Being a former strength and conditioning coach, I found both the tools and methods of using the tools sound applications of modern day conditioning principles and concepts. Manufacturing these tools within the home setting would be easy enough from the directions provided in this manual, making for an opportunity to improved variety within one's personal training protocol.
The fourth chapter goes into detail about the various ways and means the Okinawan practitioners of yore used impact tools to tough and strength the movements of striking with the body's natural weapons. The devise that is uniquely Okinawan is present--the makiwara--along with old historical photographs of the Okinawan masters using the various impact tools discussed. Other tools are shown and the one in particular that I liked was a devise that is reminiscent of a European medieval Pell.
Again, the directions for making the variety of striking tools are clear and concise for the reader to follow.
The fifth chapter addresses ideas for conditioning the body through partner work designed to both strengthen and improve sensitivity to oppositional movement forthcoming from the partner.

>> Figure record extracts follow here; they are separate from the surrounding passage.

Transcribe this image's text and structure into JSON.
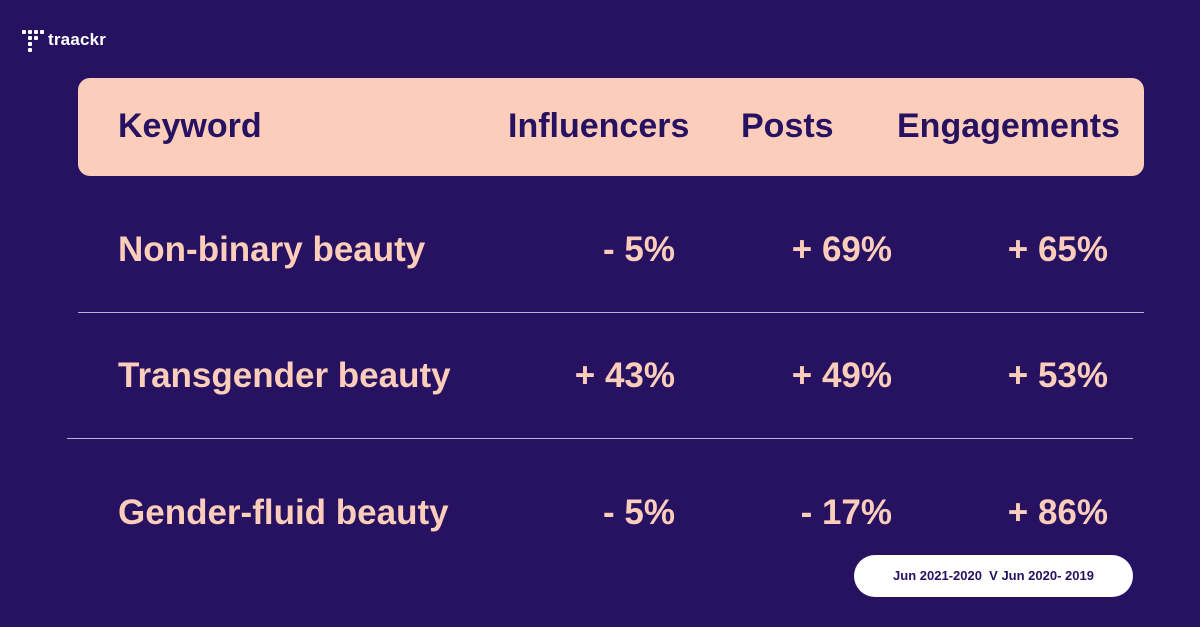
{
  "brand": {
    "logo_text": "traackr",
    "colors": {
      "background": "#261261",
      "header_fill": "#fccdbb",
      "text_light": "#fccdbb",
      "text_dark": "#261261",
      "badge_fill": "#ffffff"
    }
  },
  "chart_data": {
    "type": "table",
    "columns": [
      "Keyword",
      "Influencers",
      "Posts",
      "Engagements"
    ],
    "rows": [
      {
        "keyword": "Non-binary beauty",
        "influencers": "- 5%",
        "posts": "+ 69%",
        "engagements": "+ 65%"
      },
      {
        "keyword": "Transgender beauty",
        "influencers": "+ 43%",
        "posts": "+ 49%",
        "engagements": "+ 53%"
      },
      {
        "keyword": "Gender-fluid beauty",
        "influencers": "- 5%",
        "posts": "- 17%",
        "engagements": "+ 86%"
      }
    ]
  },
  "footnote": {
    "period_label": "Jun 2021-2020  V Jun 2020- 2019"
  }
}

The sixth chapter pertains to various auxiliary applications consisting of individual calisthenics and partnered exercises with the goal for strengthening different portions of an individual's body.

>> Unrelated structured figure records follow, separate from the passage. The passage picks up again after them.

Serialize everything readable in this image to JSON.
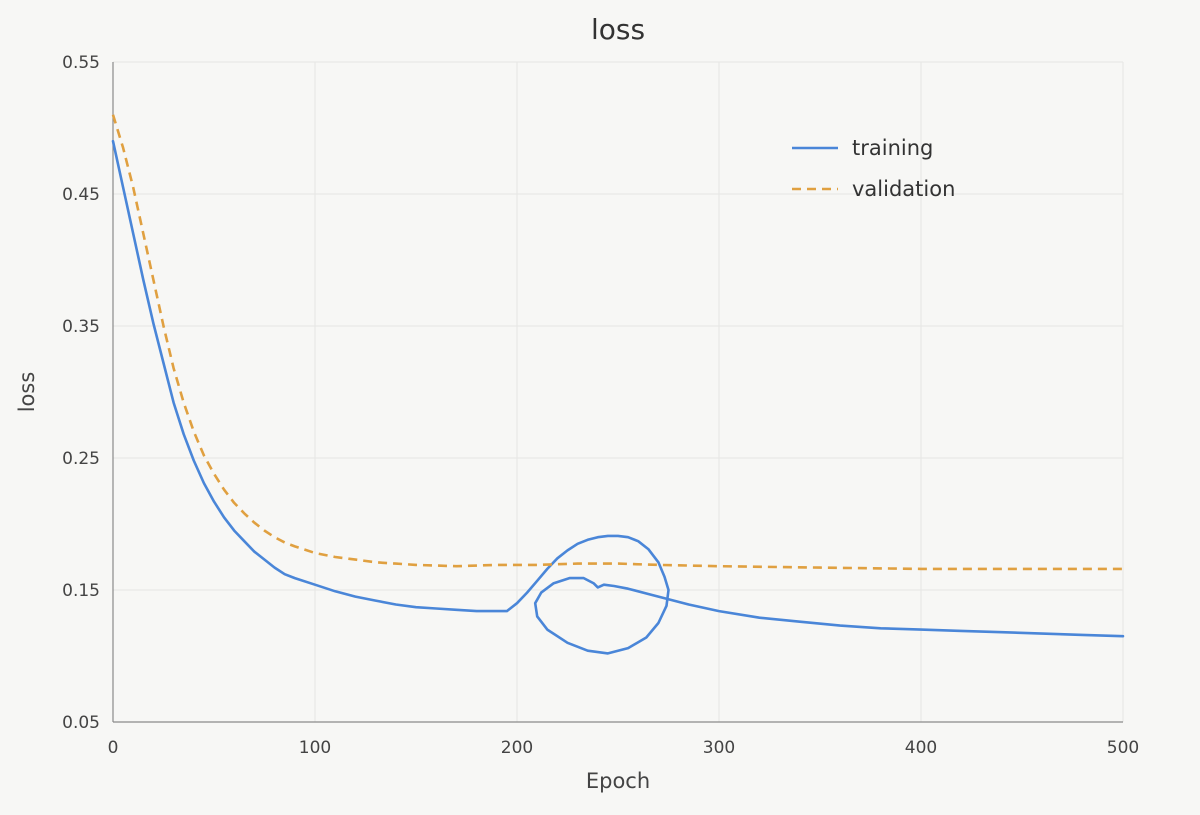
{
  "chart_data": {
    "type": "line",
    "title": "loss",
    "xlabel": "Epoch",
    "ylabel": "loss",
    "xlim": [
      0,
      500
    ],
    "ylim": [
      0.05,
      0.55
    ],
    "xticks": [
      0,
      100,
      200,
      300,
      400,
      500
    ],
    "yticks": [
      0.05,
      0.15,
      0.25,
      0.35,
      0.45,
      0.55
    ],
    "xtick_labels": [
      "0",
      "100",
      "200",
      "300",
      "400",
      "500"
    ],
    "ytick_labels": [
      "0.05",
      "0.15",
      "0.25",
      "0.35",
      "0.45",
      "0.55"
    ],
    "grid": true,
    "legend_position": "top-right",
    "series": [
      {
        "name": "training",
        "color": "#4a86d8",
        "style": "solid",
        "points": [
          [
            0,
            0.49
          ],
          [
            5,
            0.455
          ],
          [
            10,
            0.42
          ],
          [
            15,
            0.385
          ],
          [
            20,
            0.352
          ],
          [
            25,
            0.322
          ],
          [
            30,
            0.292
          ],
          [
            35,
            0.268
          ],
          [
            40,
            0.248
          ],
          [
            45,
            0.231
          ],
          [
            50,
            0.217
          ],
          [
            55,
            0.205
          ],
          [
            60,
            0.195
          ],
          [
            65,
            0.187
          ],
          [
            70,
            0.179
          ],
          [
            75,
            0.173
          ],
          [
            80,
            0.167
          ],
          [
            85,
            0.162
          ],
          [
            90,
            0.159
          ],
          [
            100,
            0.154
          ],
          [
            110,
            0.149
          ],
          [
            120,
            0.145
          ],
          [
            130,
            0.142
          ],
          [
            140,
            0.139
          ],
          [
            150,
            0.137
          ],
          [
            160,
            0.136
          ],
          [
            170,
            0.135
          ],
          [
            180,
            0.134
          ],
          [
            190,
            0.134
          ],
          [
            195,
            0.134
          ],
          [
            200,
            0.14
          ],
          [
            205,
            0.148
          ],
          [
            210,
            0.157
          ],
          [
            215,
            0.166
          ],
          [
            220,
            0.174
          ],
          [
            225,
            0.18
          ],
          [
            230,
            0.185
          ],
          [
            235,
            0.188
          ],
          [
            240,
            0.19
          ],
          [
            245,
            0.191
          ],
          [
            250,
            0.191
          ],
          [
            255,
            0.19
          ],
          [
            260,
            0.187
          ],
          [
            265,
            0.181
          ],
          [
            270,
            0.171
          ],
          [
            273,
            0.16
          ],
          [
            275,
            0.15
          ],
          [
            274,
            0.138
          ],
          [
            270,
            0.125
          ],
          [
            264,
            0.114
          ],
          [
            255,
            0.106
          ],
          [
            245,
            0.102
          ],
          [
            235,
            0.104
          ],
          [
            225,
            0.11
          ],
          [
            215,
            0.12
          ],
          [
            210,
            0.13
          ],
          [
            209,
            0.14
          ],
          [
            212,
            0.148
          ],
          [
            218,
            0.155
          ],
          [
            226,
            0.159
          ],
          [
            233,
            0.159
          ],
          [
            238,
            0.155
          ],
          [
            240,
            0.152
          ],
          [
            243,
            0.154
          ],
          [
            248,
            0.153
          ],
          [
            255,
            0.151
          ],
          [
            265,
            0.147
          ],
          [
            275,
            0.143
          ],
          [
            285,
            0.139
          ],
          [
            300,
            0.134
          ],
          [
            320,
            0.129
          ],
          [
            340,
            0.126
          ],
          [
            360,
            0.123
          ],
          [
            380,
            0.121
          ],
          [
            400,
            0.12
          ],
          [
            420,
            0.119
          ],
          [
            440,
            0.118
          ],
          [
            460,
            0.117
          ],
          [
            480,
            0.116
          ],
          [
            500,
            0.115
          ]
        ]
      },
      {
        "name": "validation",
        "color": "#e0a040",
        "style": "dashed",
        "points": [
          [
            0,
            0.51
          ],
          [
            5,
            0.485
          ],
          [
            10,
            0.455
          ],
          [
            15,
            0.42
          ],
          [
            20,
            0.385
          ],
          [
            25,
            0.35
          ],
          [
            30,
            0.318
          ],
          [
            35,
            0.292
          ],
          [
            40,
            0.27
          ],
          [
            45,
            0.252
          ],
          [
            50,
            0.238
          ],
          [
            55,
            0.226
          ],
          [
            60,
            0.216
          ],
          [
            65,
            0.208
          ],
          [
            70,
            0.201
          ],
          [
            75,
            0.195
          ],
          [
            80,
            0.19
          ],
          [
            85,
            0.186
          ],
          [
            90,
            0.183
          ],
          [
            100,
            0.178
          ],
          [
            110,
            0.175
          ],
          [
            120,
            0.173
          ],
          [
            130,
            0.171
          ],
          [
            140,
            0.17
          ],
          [
            150,
            0.169
          ],
          [
            170,
            0.168
          ],
          [
            190,
            0.169
          ],
          [
            210,
            0.169
          ],
          [
            230,
            0.17
          ],
          [
            250,
            0.17
          ],
          [
            270,
            0.169
          ],
          [
            300,
            0.168
          ],
          [
            350,
            0.167
          ],
          [
            400,
            0.166
          ],
          [
            450,
            0.166
          ],
          [
            500,
            0.166
          ]
        ]
      }
    ]
  }
}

The seventh chapter finds the reader discovering a unique collection of contemporary and older tools used to condition and strength movements of the human structure. There is the tetsuwa or iron ring, the ishibukuro or stone sack, heavy bag and smaller-heavy bag devises, with others shown being typically modern in construction.
The final chapter owns the comments from Okinawan masters' discussion of hojo undo or supplemental training to martial arts practice, all believing such training is both needed and beneficial for one's complete development as a martial artist, regardless of the discipline.
The book is a well-constructed and balanced text of historical perspective, academic study and practical application of just what is hojo undo, how to safely engage in such training, how to construct the tools from modern materials, and what the benefits may be from the proper use of this supplemental training paradigm.
It is this reviewer's conclusion that the plethora of older, historical exercise methods from the Ryukyu Islands as documented within this training manual, if utilized with the appropriate principles of conditioning--progressive overload, attention to intensity and movement specificity--will be an added bonus to any martial practitioner striving to better his or her kinesthetic awareness and strengths for whatever their particular martial endeavor may be. Plus, it simply looks fun to make and use the tools shown in this book--something that I believe helps us to solidly connect with the overall traditional spirit of martial practice.
While a few books (including a couple of my own) touch on the subject of hojo undo (supplementary training), I found The Art of Hojo Undo uniquely comprehensive and utterly fascinating. The only thing that even comes close was a book by famous karateka Morio Higaonna, which has been out of print for decades. Topics include lifting tools such as makiage (wrist roller), chiishi (stone weights), nigiri gami (gripping jars), and ishisashi (stone padlock), impact tools such as makiwara (striking post), tou (bamboo bundle), jari bako (sand box), and kakite bikei (blocking post), body conditioning exercises, partner drills, and auxiliary exercises, along with some interesting comments on hojo undo by a couple of Okinawan karate masters.
The author has a very engaging writing style. A practitioner since 1973, he has tons of practical knowledge and experience to share with his readers. Packed with rare and unique photographs, clear illustrations, and articulate instructions this book is a wonderful resource for classical martial artists. I wholeheartedly recommend it.